At the end of the article she relates an experience of teaching a post bar/bat mitzvah class. One of the teenagers a bright girl was struggling with the concept of converts being Jewish. She was of the opinion that only a born Jew could really be Jewish — I have to say it is an opinion that I hear with distressing regularity especially from born Jews who do not actually practice their Judaism — possibly because the only bit of Judaism they can lay claim to is the bit that is theirs by birth.

This teenager said that converts, because they had not had a Jewish childhood could never really become fully Jewish. Hadassah threw in a few difficult questions. Then the teenager sat back in her chair agitated and frustrated and said, “I wish I could meet a convert face to face and ask them whether they think that they are really Jewish” – Hadassah, now the girls Rabbi, looked at her sat back in her chair and said “OK,” she said, “ask me”.

I love working with people who are converting to Judaism. These are people who cannot and do not take Judaism for granted. Their questions are challenging and their needs a privilege to meet. It is something that our Synagogue can say with pride that people are welcome to become Jews here. Ours is a straightforward process where we are happy to share what Judaism is with those who wish to know. Many of the people who make this congregation what it is are people who became Jews in adulthood.  Rabbi Josh and now Rabbi Hannah put a great deal of dedicated work and effort into teaching and preparing people to take the joyful step into Judaism, with the help of Jon Epstein.  It is a beautiful part of Alyth just as the Megillah of Ruth is a beautiful Biblical story.

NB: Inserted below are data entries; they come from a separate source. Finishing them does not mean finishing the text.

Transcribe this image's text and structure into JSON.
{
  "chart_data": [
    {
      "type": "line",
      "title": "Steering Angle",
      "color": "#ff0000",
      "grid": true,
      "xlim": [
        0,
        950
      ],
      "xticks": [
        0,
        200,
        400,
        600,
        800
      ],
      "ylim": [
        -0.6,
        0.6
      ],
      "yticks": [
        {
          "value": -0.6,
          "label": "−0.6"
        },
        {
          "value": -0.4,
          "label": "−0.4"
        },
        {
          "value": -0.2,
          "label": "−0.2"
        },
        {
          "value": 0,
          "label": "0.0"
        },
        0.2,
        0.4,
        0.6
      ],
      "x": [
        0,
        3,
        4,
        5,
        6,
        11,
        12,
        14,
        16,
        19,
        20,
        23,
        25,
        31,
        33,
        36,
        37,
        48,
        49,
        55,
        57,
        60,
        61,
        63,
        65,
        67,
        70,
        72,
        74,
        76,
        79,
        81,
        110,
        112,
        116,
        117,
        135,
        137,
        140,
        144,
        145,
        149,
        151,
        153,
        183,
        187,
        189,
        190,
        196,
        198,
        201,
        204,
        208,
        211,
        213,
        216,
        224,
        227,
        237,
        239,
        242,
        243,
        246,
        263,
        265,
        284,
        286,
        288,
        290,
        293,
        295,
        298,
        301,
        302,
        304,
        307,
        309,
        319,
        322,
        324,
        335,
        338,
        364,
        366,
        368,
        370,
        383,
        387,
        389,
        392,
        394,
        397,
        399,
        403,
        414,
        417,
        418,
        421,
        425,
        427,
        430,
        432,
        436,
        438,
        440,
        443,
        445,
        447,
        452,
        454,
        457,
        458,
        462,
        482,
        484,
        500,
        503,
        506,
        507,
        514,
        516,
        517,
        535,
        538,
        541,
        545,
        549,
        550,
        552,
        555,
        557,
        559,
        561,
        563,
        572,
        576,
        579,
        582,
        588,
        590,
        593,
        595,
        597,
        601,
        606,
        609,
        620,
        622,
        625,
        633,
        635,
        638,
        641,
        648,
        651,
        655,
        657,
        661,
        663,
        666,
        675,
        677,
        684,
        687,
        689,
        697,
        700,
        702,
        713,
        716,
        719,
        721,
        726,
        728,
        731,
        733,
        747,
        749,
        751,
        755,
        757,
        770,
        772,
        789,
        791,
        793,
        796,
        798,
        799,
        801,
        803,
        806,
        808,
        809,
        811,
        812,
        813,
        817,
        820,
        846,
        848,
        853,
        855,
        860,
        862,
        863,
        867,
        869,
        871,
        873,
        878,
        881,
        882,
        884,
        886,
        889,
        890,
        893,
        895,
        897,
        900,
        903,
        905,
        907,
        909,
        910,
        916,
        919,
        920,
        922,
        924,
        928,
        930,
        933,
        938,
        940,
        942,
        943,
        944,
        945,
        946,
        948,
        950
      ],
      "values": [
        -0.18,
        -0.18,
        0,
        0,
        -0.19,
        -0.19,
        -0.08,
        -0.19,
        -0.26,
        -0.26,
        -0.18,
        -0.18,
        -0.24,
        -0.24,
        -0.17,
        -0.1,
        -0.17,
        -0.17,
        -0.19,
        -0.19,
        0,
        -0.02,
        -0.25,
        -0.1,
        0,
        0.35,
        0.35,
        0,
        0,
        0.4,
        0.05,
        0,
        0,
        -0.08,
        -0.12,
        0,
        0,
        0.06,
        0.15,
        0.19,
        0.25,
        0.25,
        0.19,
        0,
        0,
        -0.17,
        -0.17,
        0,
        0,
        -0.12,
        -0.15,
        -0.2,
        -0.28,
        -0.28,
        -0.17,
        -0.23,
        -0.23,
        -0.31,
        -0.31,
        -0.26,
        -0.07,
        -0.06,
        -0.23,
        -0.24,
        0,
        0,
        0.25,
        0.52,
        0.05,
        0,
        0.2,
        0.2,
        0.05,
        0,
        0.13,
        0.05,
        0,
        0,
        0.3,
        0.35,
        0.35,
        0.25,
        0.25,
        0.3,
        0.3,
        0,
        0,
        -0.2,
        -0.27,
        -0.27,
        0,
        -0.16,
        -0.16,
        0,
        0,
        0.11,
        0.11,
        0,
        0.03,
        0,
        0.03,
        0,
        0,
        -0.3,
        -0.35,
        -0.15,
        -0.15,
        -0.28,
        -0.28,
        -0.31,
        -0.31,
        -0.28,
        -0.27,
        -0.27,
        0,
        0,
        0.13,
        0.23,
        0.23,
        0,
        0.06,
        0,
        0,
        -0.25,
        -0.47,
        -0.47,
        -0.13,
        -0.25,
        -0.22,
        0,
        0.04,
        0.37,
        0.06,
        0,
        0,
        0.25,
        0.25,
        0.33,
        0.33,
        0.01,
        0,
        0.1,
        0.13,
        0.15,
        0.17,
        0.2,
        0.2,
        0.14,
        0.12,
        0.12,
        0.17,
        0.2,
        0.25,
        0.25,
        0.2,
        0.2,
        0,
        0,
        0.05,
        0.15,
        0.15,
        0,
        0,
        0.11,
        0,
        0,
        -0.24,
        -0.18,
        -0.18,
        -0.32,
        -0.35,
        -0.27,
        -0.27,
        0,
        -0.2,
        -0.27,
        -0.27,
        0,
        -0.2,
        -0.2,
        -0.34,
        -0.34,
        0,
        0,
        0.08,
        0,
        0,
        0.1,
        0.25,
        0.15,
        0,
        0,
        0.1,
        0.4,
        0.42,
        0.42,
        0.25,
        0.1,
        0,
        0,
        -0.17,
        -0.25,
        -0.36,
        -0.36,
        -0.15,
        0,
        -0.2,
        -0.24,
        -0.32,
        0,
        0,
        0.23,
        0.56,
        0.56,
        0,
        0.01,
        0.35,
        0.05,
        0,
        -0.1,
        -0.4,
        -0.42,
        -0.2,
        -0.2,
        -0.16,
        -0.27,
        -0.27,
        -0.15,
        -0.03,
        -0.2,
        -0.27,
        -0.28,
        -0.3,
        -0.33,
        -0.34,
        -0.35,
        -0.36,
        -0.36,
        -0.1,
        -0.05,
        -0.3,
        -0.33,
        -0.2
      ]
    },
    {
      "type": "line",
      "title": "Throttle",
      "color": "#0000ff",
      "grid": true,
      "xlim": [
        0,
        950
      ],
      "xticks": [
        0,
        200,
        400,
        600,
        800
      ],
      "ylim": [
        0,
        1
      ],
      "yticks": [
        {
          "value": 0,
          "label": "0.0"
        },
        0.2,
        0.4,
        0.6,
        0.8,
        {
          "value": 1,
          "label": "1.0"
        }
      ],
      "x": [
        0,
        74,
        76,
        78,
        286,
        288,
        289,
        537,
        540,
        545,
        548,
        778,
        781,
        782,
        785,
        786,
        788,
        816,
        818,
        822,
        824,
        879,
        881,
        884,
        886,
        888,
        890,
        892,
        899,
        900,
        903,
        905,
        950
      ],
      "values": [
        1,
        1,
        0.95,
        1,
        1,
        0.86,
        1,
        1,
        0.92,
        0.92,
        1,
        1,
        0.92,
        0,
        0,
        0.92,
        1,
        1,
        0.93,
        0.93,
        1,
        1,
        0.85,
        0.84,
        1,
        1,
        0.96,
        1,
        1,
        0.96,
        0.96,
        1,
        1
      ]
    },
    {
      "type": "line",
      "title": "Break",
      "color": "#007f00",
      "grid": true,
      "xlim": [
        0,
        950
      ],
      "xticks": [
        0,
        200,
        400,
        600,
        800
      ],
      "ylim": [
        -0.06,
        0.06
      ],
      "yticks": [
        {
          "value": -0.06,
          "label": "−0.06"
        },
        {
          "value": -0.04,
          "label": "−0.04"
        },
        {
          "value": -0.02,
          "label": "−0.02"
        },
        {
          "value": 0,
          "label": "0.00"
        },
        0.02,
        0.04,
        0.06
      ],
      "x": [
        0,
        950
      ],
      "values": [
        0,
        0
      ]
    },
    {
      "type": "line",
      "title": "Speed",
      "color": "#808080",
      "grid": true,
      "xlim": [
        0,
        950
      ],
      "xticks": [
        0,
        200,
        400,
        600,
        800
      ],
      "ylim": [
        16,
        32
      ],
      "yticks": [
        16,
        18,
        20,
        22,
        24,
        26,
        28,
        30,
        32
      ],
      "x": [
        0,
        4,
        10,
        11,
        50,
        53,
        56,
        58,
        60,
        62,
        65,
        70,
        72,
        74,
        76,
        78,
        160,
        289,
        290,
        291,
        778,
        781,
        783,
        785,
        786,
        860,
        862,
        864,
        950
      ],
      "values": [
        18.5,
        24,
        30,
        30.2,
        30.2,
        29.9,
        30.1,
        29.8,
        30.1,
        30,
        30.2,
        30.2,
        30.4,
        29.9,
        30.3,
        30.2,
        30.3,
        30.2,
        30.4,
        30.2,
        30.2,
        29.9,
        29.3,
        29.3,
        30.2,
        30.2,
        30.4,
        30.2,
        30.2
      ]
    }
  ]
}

Our Megillah makes the strongest point about conversion when we find that Ruth, the heroine of the story’s grandson is King David — in Judaism the ultimate hero. Jewish peoplehood is not only transmitted by birth — to those who wish to join us our God can be their God, wherever we go they are welcome to join us and our people can be their people, and if they wish to train and then be ordained, they can be our teachers and Rabbis.